正常GAN:生成各种数字 0,1,2,3,4,5,6,7,8,9
↓
模式坍塌:只生成数字"1"(最容易骗过判别器)
↓
严重坍塌:所有样本几乎相同
4.2 解决模式坍塌的技巧
class GANTrainer:
"""
稳定的GAN训练器,集成多种防坍塌技巧
"""
def __init__(self, G, D, device='cuda'):
self.G = G.to(device)
self.D = D.to(device)
self.device = device
# 技巧1:不同的学习率(G通常需要更大)
self.g_optimizer = optim.Adam(G.parameters(), lr=0.0002, betas=(0.5, 0.999))
self.d_optimizer = optim.Adam(D.parameters(), lr=0.0002, betas=(0.5, 0.999))
# 技巧2:标签平滑(防止D过于自信)
self.real_label = 0.9 # 不是1.0
self.fake_label = 0.1 # 不是0.0
def train_step(self, real_images):
batch_size = real_images.size(0)
# ========== 训练判别器 ==========
for _ in range(1): # 技巧3:D/G训练比例(有时D需要多训练)
self.d_optimizer.zero_grad()
# 真实数据
real_pred = self.D(real_images)
d_loss_real = nn.functional.binary_cross_entropy(
real_pred,
torch.full_like(real_pred, self.real_label)
)
# 生成数据
z = torch.randn(batch_size, self.G.noise_dim, device=self.device)
fake_images = self.G(z).detach()
fake_pred = self.D(fake_images)
d_loss_fake = nn.functional.binary_cross_entropy(
fake_pred,
torch.full_like(fake_pred, self.fake_label)
)
d_loss = d_loss_real + d_loss_fake
d_loss.backward()
self.d_optimizer.step()
# ========== 训练生成器 ==========
self.g_optimizer.zero_grad()
# 技巧4:使用非饱和损失(-log D(G(z)) 而非 log(1-D(G(z))))

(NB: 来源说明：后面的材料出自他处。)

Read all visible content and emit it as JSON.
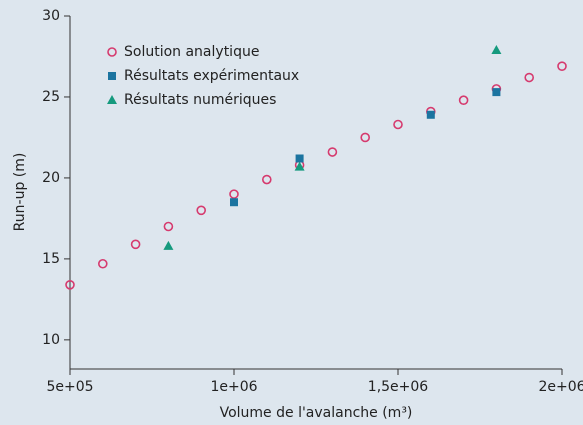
{
  "chart_data": {
    "type": "scatter",
    "xlabel": "Volume de l'avalanche (m³)",
    "ylabel": "Run-up (m)",
    "xlim": [
      500000,
      2000000
    ],
    "ylim": [
      8.2,
      30
    ],
    "xticks": [
      {
        "value": 500000,
        "label": "5e+05"
      },
      {
        "value": 1000000,
        "label": "1e+06"
      },
      {
        "value": 1500000,
        "label": "1,5e+06"
      },
      {
        "value": 2000000,
        "label": "2e+06"
      }
    ],
    "yticks": [
      10,
      15,
      20,
      25,
      30
    ],
    "legend": "upper left",
    "series": [
      {
        "name": "Solution analytique",
        "color": "#d63a6e",
        "marker": "circle",
        "x": [
          500000,
          600000,
          700000,
          800000,
          900000,
          1000000,
          1100000,
          1200000,
          1300000,
          1400000,
          1500000,
          1600000,
          1700000,
          1800000,
          1900000,
          2000000
        ],
        "values": [
          13.4,
          14.7,
          15.9,
          17.0,
          18.0,
          19.0,
          19.9,
          20.8,
          21.6,
          22.5,
          23.3,
          24.1,
          24.8,
          25.5,
          26.2,
          26.9
        ]
      },
      {
        "name": "Résultats expérimentaux",
        "color": "#1b74a0",
        "marker": "square",
        "x": [
          1000000,
          1200000,
          1600000,
          1800000
        ],
        "values": [
          18.5,
          21.2,
          23.9,
          25.3
        ]
      },
      {
        "name": "Résultats numériques",
        "color": "#159a7e",
        "marker": "triangle",
        "x": [
          800000,
          1200000,
          1800000
        ],
        "values": [
          15.8,
          20.7,
          27.9
        ]
      }
    ]
  }
}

z = torch.randn(batch_size, self.G.noise_dim, device=self.device)
fake_images = self.G(z)
fake_pred = self.D(fake_images)
# 非饱和损失:G希望D(fake)接近1
g_loss = nn.functional.binary_cross_entropy(
fake_pred,
torch.full_like(fake_pred, self.real_label) # 目标是1!
)
g_loss.backward()
self.g_optimizer.step()
return {
'd_loss': d_loss.item(),
'g_loss': g_loss.item(),
'real_acc': (real_pred > 0.5).float().mean().item(),
'fake_acc': (fake_pred < 0.5).float().mean().item()
}
# 技巧5:监控模式坍塌(检查生成样本的多样性)
def check_mode_collapse(self, num_samples=1000):
with torch.no_grad():
z = torch.randn(num_samples, self.G.noise_dim, device=self.device)
samples = self.G(z)
# 计算样本间的平均距离
distances = torch.cdist(samples.view(num_samples, -1),
samples.view(num_samples, -1))
avg_distance = distances.mean().item()
# 距离太小 = 模式坍塌
print(f"Average sample distance: {avg_distance:.4f}")
if avg_distance < 0.1:
print("⚠️ Warning: Possible mode collapse detected!")
return avg_distance
# 技巧6:使用Wasserstein距离(WGAN)
class WGANTrainer(GANTrainer):
"""
WGAN:用Wasserstein距离替代JS散度,训练更稳定
"""
def __init__(self, G, D, device='cuda'):
super().__init__(G, D, device)
# WGAN需要RMSprop或SGD(不用Adam的动量)
self.g_optimizer = optim.RMSprop(G.parameters(), lr=0.00005)
self.d_optimizer = optim.RMSprop(D.parameters(), lr=0.00005)
# 权重裁剪(WGAN原始方法)
self.clip_value = 0.01
def train_step(self, real_images):
batch_size = real_images.size(0)
# 训练判别器(更多次,WGAN需要)
for _ in range(5):
self.d_optimizer.zero_grad()
real_pred = self.D(real_images)
z = torch.randn(batch_size, self.G.noise_dim, device=self.device)
fake_images = self.G(z).detach()
fake_pred = self.D(fake_images)
# Wasserstein距离:最大化 E[D(real)] - E[D(fake)]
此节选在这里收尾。